Black Sunday

Tola Rotimi Abraham

Canongate, £8.99

Twin sisters Bibike and Ariyike have their comfortable middle-class life in Lagos snatched away when politics force their mother out of her government job and their father is scammed in a dodgy money-making scheme. Looked after by their Yoruba grandmother, they do menial jobs to keep their younger brothers, Andrew and Peter, fed and to pay the fees for the boys’ harsh boarding school. But the sisters’ paths begin to diverge, Ariyike going full Pentecostal and pursuing a career in Christian radio, while Bibike clings to more secular values.

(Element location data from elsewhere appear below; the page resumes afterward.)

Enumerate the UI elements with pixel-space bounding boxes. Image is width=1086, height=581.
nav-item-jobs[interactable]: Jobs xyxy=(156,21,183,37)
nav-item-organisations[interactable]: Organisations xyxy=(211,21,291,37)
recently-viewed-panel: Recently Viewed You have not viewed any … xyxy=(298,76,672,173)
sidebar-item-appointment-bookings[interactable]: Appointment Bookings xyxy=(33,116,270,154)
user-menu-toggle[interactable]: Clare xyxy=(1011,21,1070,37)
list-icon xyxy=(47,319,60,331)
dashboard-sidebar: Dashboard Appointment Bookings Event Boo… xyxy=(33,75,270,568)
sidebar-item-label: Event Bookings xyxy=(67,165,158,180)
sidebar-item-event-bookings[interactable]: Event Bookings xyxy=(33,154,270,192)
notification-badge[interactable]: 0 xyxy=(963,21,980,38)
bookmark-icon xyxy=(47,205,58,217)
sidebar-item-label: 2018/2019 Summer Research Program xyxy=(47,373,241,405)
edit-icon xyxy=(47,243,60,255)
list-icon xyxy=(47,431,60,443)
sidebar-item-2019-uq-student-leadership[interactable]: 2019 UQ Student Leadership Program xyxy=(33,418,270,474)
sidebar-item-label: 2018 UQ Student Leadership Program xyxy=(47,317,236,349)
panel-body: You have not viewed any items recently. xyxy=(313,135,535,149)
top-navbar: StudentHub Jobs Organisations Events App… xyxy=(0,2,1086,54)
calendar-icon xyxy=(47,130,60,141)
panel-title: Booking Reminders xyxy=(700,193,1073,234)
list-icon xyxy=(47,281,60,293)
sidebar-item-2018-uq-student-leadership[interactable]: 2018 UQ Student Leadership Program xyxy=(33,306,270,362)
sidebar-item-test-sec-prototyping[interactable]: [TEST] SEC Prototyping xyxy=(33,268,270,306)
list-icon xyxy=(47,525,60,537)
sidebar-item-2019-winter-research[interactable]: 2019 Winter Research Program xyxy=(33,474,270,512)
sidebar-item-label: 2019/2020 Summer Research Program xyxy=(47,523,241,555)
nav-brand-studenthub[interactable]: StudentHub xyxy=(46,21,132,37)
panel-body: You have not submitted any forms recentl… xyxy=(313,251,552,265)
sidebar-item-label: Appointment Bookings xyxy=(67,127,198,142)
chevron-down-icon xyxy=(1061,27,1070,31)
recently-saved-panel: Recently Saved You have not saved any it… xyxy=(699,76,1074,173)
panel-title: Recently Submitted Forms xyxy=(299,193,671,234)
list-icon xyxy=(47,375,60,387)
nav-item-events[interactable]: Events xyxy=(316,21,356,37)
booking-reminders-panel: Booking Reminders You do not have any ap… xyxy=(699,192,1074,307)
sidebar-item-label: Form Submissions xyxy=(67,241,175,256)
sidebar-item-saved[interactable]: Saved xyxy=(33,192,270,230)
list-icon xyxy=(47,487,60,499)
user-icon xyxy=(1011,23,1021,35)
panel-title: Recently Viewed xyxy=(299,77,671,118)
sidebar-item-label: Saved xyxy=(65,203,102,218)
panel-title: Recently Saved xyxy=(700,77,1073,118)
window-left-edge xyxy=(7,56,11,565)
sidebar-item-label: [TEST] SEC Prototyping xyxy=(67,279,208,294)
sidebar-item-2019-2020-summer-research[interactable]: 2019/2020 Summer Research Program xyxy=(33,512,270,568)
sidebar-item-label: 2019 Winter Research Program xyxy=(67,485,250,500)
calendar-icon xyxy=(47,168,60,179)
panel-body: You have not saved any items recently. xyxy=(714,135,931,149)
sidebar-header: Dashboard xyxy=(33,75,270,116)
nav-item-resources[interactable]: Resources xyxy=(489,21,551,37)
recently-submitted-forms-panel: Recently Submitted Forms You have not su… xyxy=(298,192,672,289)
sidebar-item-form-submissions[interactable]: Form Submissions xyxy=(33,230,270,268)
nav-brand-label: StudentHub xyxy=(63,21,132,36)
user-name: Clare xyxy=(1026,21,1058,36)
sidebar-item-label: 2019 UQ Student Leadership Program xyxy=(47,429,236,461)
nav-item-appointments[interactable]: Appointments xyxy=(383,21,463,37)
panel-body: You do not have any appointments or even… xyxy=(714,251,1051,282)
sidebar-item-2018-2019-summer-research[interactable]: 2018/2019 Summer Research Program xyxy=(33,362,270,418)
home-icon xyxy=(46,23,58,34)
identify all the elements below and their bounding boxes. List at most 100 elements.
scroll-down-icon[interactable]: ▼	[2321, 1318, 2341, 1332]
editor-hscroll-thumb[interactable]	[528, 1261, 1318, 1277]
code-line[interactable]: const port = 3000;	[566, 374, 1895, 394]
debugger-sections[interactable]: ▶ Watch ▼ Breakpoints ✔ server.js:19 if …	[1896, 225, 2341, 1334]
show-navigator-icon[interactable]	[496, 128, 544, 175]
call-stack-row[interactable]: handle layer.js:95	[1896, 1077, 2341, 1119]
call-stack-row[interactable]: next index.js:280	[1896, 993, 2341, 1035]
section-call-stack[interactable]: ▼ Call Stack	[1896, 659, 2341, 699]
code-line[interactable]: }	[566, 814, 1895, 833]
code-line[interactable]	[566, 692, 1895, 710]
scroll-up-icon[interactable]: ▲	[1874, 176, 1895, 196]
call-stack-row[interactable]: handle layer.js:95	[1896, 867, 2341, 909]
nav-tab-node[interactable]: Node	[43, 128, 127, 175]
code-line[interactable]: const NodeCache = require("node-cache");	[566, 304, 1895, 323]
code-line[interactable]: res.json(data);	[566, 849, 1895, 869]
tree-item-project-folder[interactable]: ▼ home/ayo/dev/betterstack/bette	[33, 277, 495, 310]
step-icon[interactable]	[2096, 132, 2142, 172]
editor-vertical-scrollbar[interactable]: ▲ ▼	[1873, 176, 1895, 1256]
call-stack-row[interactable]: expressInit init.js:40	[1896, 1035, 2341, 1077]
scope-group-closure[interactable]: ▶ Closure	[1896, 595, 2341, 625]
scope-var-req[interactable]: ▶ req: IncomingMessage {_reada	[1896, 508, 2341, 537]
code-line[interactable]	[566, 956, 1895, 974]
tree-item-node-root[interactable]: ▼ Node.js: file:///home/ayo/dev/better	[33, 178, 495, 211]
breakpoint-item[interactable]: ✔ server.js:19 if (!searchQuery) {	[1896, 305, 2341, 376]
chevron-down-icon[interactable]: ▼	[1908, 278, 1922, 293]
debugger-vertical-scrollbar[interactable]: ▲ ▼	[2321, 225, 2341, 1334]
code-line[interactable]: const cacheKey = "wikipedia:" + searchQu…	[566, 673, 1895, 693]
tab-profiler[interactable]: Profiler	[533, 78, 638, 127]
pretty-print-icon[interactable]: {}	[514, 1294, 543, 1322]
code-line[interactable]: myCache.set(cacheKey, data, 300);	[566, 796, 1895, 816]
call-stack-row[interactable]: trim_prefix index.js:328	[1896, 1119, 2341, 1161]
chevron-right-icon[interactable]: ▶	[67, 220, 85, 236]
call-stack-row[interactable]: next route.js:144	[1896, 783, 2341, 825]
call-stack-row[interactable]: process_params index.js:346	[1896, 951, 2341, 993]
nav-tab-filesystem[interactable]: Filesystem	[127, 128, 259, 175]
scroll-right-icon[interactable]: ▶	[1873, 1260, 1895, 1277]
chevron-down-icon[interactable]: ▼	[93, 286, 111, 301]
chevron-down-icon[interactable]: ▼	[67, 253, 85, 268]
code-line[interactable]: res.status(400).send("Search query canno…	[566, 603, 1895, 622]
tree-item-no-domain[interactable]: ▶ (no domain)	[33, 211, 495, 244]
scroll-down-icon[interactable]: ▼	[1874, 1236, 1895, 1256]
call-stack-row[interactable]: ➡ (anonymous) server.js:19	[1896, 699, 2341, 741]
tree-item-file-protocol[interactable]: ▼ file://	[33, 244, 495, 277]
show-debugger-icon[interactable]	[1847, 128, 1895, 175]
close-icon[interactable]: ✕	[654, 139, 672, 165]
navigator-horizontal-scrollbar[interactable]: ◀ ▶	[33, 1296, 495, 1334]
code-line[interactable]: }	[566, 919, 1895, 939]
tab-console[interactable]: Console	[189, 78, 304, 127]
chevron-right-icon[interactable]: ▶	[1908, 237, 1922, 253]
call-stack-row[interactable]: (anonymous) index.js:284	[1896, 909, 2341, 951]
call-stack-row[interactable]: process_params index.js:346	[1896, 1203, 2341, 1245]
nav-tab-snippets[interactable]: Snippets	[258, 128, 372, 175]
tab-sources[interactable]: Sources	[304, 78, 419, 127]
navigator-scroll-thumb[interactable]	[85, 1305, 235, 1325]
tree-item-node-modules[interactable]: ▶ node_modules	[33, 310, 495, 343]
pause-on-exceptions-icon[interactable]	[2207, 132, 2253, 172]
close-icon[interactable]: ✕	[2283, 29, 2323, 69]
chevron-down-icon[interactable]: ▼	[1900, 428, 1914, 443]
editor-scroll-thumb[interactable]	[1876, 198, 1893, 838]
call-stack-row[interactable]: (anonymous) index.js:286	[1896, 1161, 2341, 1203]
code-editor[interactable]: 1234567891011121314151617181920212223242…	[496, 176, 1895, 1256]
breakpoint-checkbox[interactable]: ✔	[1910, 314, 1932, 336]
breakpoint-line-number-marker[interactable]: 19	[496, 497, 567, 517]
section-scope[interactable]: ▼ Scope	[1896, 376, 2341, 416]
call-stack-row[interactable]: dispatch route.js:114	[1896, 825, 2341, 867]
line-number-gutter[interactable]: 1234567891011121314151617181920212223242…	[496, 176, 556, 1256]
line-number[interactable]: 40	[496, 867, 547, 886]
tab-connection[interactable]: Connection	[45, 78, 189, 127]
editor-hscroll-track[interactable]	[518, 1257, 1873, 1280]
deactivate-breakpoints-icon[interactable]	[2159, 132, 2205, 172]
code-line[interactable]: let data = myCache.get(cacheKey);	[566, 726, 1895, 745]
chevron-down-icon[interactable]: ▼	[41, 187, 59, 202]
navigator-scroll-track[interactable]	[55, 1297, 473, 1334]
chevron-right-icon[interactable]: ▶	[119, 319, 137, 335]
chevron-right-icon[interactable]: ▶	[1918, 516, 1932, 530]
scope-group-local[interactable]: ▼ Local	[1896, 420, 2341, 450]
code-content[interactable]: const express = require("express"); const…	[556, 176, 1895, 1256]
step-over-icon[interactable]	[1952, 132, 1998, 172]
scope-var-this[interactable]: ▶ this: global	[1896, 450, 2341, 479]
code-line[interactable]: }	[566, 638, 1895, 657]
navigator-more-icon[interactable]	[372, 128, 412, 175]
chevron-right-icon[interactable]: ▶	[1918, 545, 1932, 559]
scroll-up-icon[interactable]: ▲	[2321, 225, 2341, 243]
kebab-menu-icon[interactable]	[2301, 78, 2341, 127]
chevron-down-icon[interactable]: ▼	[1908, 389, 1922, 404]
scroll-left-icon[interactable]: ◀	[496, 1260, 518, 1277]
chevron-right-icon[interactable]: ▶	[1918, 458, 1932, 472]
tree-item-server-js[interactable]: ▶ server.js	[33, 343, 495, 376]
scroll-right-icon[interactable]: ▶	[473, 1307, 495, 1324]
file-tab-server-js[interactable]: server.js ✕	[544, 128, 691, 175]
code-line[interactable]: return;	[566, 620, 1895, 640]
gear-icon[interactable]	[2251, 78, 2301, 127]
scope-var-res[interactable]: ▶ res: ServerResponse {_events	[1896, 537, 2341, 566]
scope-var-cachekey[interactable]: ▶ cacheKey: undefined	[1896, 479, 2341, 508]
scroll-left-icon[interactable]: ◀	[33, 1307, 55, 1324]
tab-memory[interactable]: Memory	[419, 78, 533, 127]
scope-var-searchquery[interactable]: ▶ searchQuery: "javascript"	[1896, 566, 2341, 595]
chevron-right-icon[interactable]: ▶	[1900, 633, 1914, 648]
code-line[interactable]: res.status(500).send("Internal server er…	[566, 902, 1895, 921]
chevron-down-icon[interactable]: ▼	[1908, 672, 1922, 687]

Beginning in 1996, Black Sunday follows the siblings over the next two decades, with alternating chapters from different perspectives. In a confident, moving debut novel, Abraham unflinchingly presents women trying to make their way through a soul-destroying culture of corruption and sexual exploitation, finding strength in the scattered moments when her characters rise above their predicaments with grace and determination.

Do Dice Play God?

Ian Stewart

Profile, £9.99

Author of a staggering 120 books and garlanded with a host of honorary doctorates, Ian Stewart reverses the famous Einstein quote to examine how human beings have sought to find patterns in the randomness around them. When it comes to calculating probabilities, he writes, our intuition is “hopeless”, and he leads us through the various means we have employed to try to predict future events, from divining entrails through devising laws of motion to eventually embracing unpredictability as an inherent feature of a quantum universe. Going against the grain of popular science books, Stewart doesn’t go out of his way to make it easy for the layman. There are equations aplenty, and mathematical concepts that require close attention and hard thought. But it’s worth persevering, as they’re spliced into a diverting and informative narrative which encompasses gambling, thermodynamics, entropy and the particular difficulties of predicting phenomena like weather and the economy.

The Last High

Daniel Kalla

Simon & Schuster, £8.99

Both a crime thriller and a medical mystery, Kalla’s latest novel is sited squarely in the midst of the opioid epidemic sweeping North America. Seven overdosed teenagers are brought into a Vancouver hospital from a party, their hearts unable to beat by themselves. Only two survive the night. Clearly, there’s a devastatingly potent drug on the streets, and bodies quickly pile up. ER doctor and toxicologist Julie Rees joins forces with her police detective love interest Anson Chen to try to track down the source in a city where great wealth exists alongside hopeless poverty, and organised crime has its hooks in both. A doctor in real life, Kalla whips up an all too plausible scenario with well-realised characters, such as the dealer who lectures his customers always to take drugs responsibly and Julie herself, a former opioid addict driven by her need to redeem herself for the death of her fiancé.